33. 33. La sonda de conformidad con la reivindicación 32, caracterizada porque la fuente fungal es una especie Penicillium.
34. 34. Producto alimenticio o alimento para animales que incluye una enzima que tiene actividad de fitasa, caracterizado porque la enzima incluye una secuencia de aminoácidos que tiene al menos 70 % de identidad, y opcionalmente al menos 80 % de identidad, a una secuencia de aminoácidos como se describe en la Figura 17.
35. 35. Un método para producir una enzima que tiene actividad de fitasa, caracterizado porque comprende: (a) proporcionar una célula hospedadora transformada con un vector de expresión que comprende un polinucleótido como se define en la reivindicación 23; (b) cultivar la célula hospedadora transformada bajo condiciones adecuadas para que la célula hospedadora produzca la fitasa; y (c) recuperar la fitasa.
36. 36. El método de conformidad con la reivindicación 35, caracterizado porque la célula hospedadora es una especie de Aspergillus.
37. 37. Un método para separar fósforo de fitato, caracterizado porque comprende: tratar el fitato con una enzima (i) que tiene actividad de hidrolización de fitato y (ii) que incluye una secuencia de aminoácidos que tiene al menos 65 % de identidad, y opcionalmente al menos 70 % de identidad, a una secuencia de aminoácidos como se describe en la Figura 17.

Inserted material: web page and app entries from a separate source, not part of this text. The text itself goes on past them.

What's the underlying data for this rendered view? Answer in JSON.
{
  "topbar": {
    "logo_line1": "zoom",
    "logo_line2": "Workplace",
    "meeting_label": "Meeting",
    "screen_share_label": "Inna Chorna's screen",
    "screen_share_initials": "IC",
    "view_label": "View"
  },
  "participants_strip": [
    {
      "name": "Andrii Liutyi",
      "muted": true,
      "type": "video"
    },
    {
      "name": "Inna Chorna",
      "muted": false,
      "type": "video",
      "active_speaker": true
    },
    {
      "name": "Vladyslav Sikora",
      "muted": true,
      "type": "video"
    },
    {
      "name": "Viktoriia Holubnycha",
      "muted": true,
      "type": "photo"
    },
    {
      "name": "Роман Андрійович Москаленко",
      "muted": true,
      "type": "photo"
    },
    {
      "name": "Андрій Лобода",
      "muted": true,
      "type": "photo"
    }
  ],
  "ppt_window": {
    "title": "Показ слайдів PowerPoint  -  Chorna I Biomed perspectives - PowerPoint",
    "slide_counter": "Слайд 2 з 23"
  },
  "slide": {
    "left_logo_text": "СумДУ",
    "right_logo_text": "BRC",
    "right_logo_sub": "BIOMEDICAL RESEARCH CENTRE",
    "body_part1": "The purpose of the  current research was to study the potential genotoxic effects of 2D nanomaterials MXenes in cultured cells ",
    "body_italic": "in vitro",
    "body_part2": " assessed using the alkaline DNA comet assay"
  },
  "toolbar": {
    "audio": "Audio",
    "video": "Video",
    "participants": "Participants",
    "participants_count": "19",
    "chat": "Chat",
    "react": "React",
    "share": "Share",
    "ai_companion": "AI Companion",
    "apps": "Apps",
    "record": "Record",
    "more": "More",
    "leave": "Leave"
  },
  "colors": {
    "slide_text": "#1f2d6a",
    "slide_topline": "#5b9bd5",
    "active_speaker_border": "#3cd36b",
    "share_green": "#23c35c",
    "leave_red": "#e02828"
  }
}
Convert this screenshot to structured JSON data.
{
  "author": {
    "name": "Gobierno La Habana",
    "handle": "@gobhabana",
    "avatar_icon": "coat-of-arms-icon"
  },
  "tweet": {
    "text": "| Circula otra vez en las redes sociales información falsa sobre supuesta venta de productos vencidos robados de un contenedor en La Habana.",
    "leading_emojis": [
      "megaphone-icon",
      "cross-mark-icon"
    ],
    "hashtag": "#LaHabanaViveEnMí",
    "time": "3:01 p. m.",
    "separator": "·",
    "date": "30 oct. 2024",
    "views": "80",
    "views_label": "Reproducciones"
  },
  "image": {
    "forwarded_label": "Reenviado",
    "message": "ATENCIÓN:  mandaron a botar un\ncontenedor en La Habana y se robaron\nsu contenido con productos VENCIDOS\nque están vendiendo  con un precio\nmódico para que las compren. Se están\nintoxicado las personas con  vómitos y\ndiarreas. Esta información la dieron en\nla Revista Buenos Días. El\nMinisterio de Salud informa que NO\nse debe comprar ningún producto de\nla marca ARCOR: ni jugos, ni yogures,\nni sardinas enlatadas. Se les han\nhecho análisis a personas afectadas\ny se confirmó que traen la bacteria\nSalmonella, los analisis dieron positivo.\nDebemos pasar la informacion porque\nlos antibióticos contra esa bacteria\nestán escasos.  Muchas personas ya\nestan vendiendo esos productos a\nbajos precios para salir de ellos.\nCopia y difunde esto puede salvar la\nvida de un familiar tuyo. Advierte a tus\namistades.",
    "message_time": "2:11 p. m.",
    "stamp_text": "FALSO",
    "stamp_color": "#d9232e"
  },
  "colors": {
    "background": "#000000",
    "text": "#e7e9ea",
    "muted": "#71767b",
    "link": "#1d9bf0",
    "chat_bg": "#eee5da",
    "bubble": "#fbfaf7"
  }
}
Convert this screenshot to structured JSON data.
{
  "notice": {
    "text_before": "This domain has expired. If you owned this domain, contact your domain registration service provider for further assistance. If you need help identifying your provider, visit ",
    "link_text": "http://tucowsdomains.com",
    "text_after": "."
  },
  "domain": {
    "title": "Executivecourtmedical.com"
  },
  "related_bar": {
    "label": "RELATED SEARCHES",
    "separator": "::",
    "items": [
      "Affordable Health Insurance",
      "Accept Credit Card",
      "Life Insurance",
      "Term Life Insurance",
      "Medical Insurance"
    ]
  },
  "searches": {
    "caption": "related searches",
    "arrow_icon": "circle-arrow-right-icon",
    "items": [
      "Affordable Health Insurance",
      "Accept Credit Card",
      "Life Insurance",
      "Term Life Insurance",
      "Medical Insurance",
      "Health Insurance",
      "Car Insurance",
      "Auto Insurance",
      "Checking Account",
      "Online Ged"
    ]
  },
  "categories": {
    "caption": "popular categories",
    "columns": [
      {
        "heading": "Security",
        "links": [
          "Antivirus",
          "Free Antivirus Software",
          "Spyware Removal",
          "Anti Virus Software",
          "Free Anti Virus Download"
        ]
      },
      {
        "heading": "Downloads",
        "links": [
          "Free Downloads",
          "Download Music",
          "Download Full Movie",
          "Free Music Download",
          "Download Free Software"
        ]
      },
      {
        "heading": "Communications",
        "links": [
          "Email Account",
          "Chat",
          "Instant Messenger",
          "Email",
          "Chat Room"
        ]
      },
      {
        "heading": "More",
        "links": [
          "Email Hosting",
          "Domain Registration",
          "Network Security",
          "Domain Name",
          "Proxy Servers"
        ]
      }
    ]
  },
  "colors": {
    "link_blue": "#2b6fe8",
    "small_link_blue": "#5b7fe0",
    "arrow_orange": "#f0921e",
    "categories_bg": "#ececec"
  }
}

38. 38. Una enzima derivada de una especie de Penicillium, opcionalmente P. piceum o P. hordei ; la enzima se codifica por una secuencia de nucleótidos capaz de hibridizar a una secuencia de polinucleótidos como se muestra en SEQ ID NO : 1, SEQ ID NO : 2, SEQ ID NO : 3, o Figura 17 bajo condiciones de severidad intermedia o alta, la enzima está caracterizada porque tiene una o más de las siguientes propiedades fisicoquímicas: (1) Peso molecular: entre aproximadamente 45-60 kDa (no glicosilado) ; (2) Una actividad que es específica hacia fitato, ácido fítico o mio-inositol-hexafosfato , y/o derivados inferiores de fosfato de los mismos; (3) Un pl teórico entre aproximadamente 7 y 7.6; opcionalmente aproximadamente 7.3; (4) Un pH óptimo con un intervalo de aproximadamente 4.5 - 5.5, opcionalmente aproximadamente 5; y/o (5) Una temperatura ambiente óptima con un intervalo de aproximadamente 40 a aproximadamente 45 grados centígrados; opcionalmente 42-44 grados centígrados.